Probabilities in the landscape: The decay of nearly flat space
Raphael Bousso, Ben Freivogel, Matthew Lippert
TL;DR
The paper investigates how probabilities are defined in eternal inflation landscapes by examining Coleman–De Luccia tunneling with gravity. It demonstrates that the decay rate from false vacua varies continuously as the false-vacuum energy $V_{\rm F}$ crosses zero, ruling out anomalous stabilization of near-flat space and arguing that negative and zero cosmological constant sectors cannot be neglected. Through analytic control of singular CDL solutions, a thorough classification of the CDL solution space, and comprehensive numerical evidence, the authors show that regular instantons appear and disappear in a structured way, with the number of field passes changing by one at transitions.
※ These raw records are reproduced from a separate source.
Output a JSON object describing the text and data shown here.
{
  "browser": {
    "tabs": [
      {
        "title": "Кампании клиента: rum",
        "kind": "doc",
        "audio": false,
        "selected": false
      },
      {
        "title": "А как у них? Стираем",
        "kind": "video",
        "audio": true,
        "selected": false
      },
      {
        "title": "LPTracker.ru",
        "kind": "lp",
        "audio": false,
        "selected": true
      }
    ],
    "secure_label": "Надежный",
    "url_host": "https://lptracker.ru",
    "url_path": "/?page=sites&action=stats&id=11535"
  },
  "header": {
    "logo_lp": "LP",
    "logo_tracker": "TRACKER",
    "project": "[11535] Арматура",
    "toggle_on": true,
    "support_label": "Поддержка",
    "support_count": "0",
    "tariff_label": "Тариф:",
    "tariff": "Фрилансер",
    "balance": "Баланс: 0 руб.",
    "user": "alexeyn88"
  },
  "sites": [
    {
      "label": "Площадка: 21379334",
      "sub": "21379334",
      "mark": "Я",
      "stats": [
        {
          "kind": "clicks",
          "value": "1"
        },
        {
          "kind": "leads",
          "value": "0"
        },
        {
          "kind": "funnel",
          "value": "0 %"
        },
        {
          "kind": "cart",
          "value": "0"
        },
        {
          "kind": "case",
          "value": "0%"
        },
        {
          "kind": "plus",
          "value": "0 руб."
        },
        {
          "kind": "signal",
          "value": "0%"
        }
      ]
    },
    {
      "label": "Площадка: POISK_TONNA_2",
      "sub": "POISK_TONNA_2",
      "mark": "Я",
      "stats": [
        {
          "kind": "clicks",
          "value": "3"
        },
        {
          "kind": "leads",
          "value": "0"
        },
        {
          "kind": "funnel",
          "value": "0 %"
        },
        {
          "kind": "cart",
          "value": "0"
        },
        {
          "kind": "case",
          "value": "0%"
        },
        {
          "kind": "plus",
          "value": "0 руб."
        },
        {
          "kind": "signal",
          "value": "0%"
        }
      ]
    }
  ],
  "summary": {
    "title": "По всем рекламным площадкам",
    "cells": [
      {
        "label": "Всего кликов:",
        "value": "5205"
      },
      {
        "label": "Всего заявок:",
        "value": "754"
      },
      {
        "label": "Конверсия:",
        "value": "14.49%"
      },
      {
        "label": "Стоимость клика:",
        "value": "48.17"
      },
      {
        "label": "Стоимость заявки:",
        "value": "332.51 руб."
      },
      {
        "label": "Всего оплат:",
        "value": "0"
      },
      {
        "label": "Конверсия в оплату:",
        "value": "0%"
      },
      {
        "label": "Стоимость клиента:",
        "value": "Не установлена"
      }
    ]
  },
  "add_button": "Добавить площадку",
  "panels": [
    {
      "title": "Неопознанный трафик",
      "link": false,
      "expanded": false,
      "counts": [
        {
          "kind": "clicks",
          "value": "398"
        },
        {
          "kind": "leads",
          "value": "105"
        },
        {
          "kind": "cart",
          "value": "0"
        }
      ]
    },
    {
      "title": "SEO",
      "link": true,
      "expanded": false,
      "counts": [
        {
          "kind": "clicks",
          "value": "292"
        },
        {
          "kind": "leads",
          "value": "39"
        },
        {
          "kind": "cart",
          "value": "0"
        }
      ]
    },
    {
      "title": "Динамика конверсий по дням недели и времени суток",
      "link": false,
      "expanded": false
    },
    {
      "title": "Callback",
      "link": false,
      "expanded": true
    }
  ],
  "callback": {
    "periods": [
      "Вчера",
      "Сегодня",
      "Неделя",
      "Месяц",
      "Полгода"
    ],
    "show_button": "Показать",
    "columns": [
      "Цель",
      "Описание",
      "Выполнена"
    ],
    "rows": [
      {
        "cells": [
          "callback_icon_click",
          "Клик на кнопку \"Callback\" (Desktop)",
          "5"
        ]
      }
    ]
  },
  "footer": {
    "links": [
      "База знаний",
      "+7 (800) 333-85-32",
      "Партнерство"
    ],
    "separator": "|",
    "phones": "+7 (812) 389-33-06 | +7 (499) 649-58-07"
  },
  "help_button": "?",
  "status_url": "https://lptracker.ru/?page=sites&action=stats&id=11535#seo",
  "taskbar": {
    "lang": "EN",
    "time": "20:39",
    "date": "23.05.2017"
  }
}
The results challenge proposals that extremely long-lived low-energy de Sitter vacua dominate dynamics and support a more nuanced picture of the landscape where all vacua, including those with $\Lambda\le 0$, contribute to cosmological probabilities. Overall, the work clarifies the global structure of CDL tunneling and its implications for predicting observed vacua in the string landscape.
Abstract
We discuss aspects of the problem of assigning probabilities in eternal inflation. In particular, we investigate a recent suggestion that the lowest energy de Sitter vacuum in the landscape is effectively stable. The associated proposal for probabilities would relegate lower energy vacua to unlikely excursions of a high entropy system. We note that it would also imply that the string theory landscape is experimentally ruled out. However, we extensively analyze the structure of the space of Coleman-De Luccia solutions, and we present analytic arguments, as well as numerical evidence, that the decay rate varies continuously as the false vacuum energy goes through zero. Hence, low-energy de Sitter vacua do not become anomalously stable; negative and zero cosmological constant regions cannot be neglected.